In Maharashtra in India where I live, the rains traditionally should have left with the Visarjan festival which was on the 11th inst. As I write this, it is raining cats and dogs and the photograph on top and the one below are of the rain’s intensity in my small garden today. Our press reports that the monsoon has not withdrawn as usual, and is expected to continue till the end of September.

My regular reader, known to other readers as Cheerful Monk, has had forest fire followed by flash floods which caused much damage to her property. The Eastern Sea Board of the USA was lashed with hurricanes and the UK and Ireland have been lashed with high winds and rain the last two days. Texas is still experiencing bush fires due to drought conditions. In all these places, I have friends who have been affected one way or the other.

In Pakistan and North and North Eastern parts of India floods have been playing havoc and causing loss of lives and crops/property. Pakistan particularly has been experiencing much damage for the second year running.

My personal experience the last three years has been very erratic behaviour of the seasons in India and particularly where I live.

I believe that something needs to be done but as with most important matters regarding our earth and its inhabitants, politics plays an important part and I have decided to let events unfold and merely be a spectator. I suppose that I can afford to take that stance as unlike Cheerful Monk, I haven’t lost anything.

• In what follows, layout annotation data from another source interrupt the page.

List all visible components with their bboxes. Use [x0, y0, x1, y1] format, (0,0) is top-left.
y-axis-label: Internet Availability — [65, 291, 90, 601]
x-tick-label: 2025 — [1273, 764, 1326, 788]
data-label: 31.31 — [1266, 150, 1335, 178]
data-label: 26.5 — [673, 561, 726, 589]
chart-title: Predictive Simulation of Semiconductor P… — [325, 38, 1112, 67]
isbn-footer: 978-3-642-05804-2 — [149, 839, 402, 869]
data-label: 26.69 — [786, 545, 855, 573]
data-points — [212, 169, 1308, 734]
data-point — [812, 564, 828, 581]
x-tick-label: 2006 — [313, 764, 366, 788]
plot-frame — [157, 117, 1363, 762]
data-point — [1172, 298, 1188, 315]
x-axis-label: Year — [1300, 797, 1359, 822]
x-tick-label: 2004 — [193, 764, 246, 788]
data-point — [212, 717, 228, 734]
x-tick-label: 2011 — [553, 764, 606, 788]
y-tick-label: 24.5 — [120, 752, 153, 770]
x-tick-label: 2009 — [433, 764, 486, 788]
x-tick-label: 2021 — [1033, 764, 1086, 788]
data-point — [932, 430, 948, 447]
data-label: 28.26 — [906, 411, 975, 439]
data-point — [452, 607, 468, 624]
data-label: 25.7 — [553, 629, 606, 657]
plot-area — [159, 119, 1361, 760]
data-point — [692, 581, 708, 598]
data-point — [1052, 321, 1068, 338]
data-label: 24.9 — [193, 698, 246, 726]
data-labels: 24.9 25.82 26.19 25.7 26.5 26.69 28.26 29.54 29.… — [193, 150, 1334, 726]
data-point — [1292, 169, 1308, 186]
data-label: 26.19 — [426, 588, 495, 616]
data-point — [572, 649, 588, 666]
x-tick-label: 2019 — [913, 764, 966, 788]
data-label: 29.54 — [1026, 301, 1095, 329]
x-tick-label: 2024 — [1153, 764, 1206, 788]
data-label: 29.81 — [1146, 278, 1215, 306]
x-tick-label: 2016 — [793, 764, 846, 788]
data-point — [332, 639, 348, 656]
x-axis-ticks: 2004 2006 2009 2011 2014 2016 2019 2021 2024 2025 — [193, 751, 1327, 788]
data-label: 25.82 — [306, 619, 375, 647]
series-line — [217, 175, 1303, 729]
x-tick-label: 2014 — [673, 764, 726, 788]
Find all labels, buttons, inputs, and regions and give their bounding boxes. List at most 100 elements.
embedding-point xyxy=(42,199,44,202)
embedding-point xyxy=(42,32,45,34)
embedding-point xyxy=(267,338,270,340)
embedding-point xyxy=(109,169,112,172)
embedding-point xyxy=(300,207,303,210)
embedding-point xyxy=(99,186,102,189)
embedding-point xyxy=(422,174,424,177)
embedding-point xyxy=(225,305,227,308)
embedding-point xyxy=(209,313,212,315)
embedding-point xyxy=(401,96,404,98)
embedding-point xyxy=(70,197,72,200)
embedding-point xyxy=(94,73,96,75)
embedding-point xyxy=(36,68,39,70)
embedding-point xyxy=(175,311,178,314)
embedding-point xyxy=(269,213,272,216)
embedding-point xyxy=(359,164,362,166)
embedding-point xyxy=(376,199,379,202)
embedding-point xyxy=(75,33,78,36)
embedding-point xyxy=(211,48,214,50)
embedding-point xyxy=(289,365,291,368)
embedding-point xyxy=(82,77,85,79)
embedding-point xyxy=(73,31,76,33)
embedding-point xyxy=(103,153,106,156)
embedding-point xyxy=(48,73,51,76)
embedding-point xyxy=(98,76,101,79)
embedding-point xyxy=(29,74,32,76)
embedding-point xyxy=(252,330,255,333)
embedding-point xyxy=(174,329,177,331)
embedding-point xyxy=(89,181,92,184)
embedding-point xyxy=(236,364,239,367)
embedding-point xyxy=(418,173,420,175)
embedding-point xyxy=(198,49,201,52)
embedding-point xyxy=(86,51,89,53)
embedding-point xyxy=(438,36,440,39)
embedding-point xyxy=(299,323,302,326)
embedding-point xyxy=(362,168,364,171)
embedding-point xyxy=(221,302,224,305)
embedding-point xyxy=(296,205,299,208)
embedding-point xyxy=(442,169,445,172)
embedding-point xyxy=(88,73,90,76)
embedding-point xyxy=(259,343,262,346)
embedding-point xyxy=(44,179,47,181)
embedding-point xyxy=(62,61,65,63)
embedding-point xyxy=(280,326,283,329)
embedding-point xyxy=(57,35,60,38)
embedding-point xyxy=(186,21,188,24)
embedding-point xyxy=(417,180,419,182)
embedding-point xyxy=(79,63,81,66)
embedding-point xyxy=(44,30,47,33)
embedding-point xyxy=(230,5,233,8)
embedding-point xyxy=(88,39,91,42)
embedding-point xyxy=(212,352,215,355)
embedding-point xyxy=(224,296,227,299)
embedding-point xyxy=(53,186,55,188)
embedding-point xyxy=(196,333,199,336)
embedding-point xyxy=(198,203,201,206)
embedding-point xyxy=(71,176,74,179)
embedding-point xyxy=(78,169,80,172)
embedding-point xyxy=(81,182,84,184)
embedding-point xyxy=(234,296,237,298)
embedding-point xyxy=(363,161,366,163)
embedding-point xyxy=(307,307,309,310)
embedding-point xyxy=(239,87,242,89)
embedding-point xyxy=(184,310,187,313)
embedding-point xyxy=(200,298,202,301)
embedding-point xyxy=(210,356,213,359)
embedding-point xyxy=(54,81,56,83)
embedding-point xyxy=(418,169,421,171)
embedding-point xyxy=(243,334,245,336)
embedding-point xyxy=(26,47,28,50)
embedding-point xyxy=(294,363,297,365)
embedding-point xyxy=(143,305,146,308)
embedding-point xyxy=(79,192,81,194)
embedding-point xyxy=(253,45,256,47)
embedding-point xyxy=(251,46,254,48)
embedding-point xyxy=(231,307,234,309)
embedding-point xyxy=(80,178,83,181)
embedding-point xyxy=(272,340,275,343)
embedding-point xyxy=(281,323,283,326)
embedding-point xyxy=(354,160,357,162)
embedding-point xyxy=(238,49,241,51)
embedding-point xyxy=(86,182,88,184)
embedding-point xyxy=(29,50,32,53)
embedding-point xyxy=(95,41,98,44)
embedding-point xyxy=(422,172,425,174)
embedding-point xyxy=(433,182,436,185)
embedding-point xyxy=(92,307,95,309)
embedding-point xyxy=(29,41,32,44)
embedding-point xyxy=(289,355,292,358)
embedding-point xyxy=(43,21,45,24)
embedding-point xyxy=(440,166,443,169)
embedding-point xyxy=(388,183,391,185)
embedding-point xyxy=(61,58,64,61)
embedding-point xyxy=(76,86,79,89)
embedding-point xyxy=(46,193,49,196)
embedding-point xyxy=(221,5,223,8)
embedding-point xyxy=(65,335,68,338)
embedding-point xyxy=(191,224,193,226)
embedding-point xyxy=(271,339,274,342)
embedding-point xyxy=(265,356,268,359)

Yet.

Endangered Species.

My class mate and friend Narasimha’s son in law Jyotirmoy Dey was murdered in broad day light yesterday. He was a journalist and a fearless reporter of crime and criminals in Mumbai. It is speculated that he paid the price for exposing a gang operating offshore oil robbery for sale onshore at low prices.

While I share Narasimha’s and his family’s grief at this time of shock, my mind goes to Pakistan where too a journalist was tortured and murdered, speculated to be, by the ISI. Enough has been written about that young brave soul, but what is more shocking to me is this story by Umar Cheema, another brave Pakistani journalist.

Suspicion points to criminal gangs in Mumbai and to the ISI in Pakistan. In the former, political nexus is never far away. Both countries have earned great distinctions.

Journalists seem to have become an endangered species in the sub continent.